Bootstrapping analysis (n = 1,000 iterations) was conducted to determine traits identified by the protein interaction network (at all levels) that are uniquely associated with SARS-CoV-2. Genes lists of the same size as the protein interaction network input datasets (i.e. severe = 104; hospitalised = 123 in lung, severe = 206; hospitalised = 214 in blood, severe = 35; hospitalised = 38 in brain, severe = 86; hospitalised = 89 in coronary artery; Supplementary Fig. 1d; Supplementary Table 2 and 6) were generated randomly from GenBank. The protein interaction network analysis pipeline was run on lung, blood, brain, and coronary artery tissues using the random gene lists. The number of shared traits were compiled in a python dictionary and calculated for significance according to frequency (p = trait/1000). Traits with p-value ≤ 0.05 were deemed to be unique to SARS-CoV-2.

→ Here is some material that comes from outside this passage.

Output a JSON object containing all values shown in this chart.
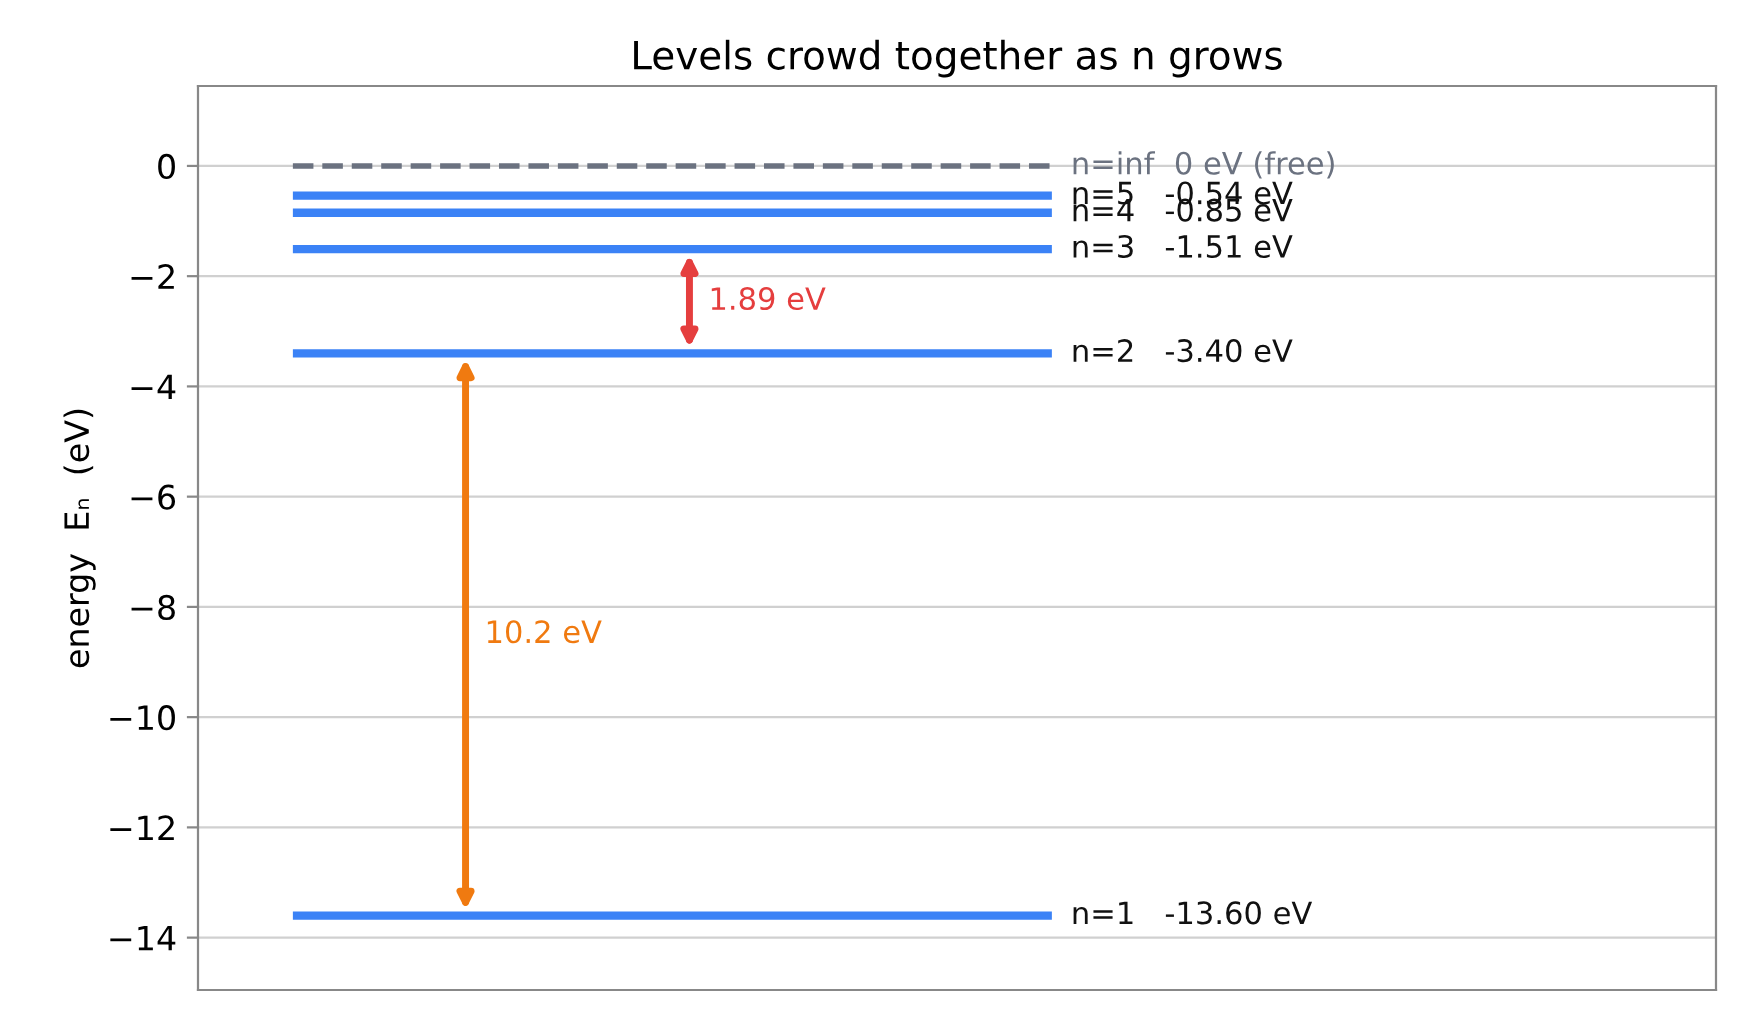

Functional and pathway enrichment analyses

Gene Ontology (GO) and Kyoto Encyclopedia of Genes and Genomes (KEGG59,60,61) pathway enrichment analysis was conducted using g:Profiler (https://biit.cs.ut.ee/gprofiler/gost) and the Reactome (REAC), WikiPathways (WP), Transfac (TF), mirTarBase (MIRNA), Human Protein Atlas (HPA), CORUM and Human Phenotype Ontology (HP) databases. Pathways and significant terms were selected with the threshold of adjusted p-value < 0.05.

Data visualisation used in this study

R studio (version 1.3.959), and ggplot262, VennDiagram63 and UpsetR64 R packages were used to visualise results. Cytoscape (version 3.8.2) was used for visualising the STRING network. K-means clustering was performed using the R package pheatmap.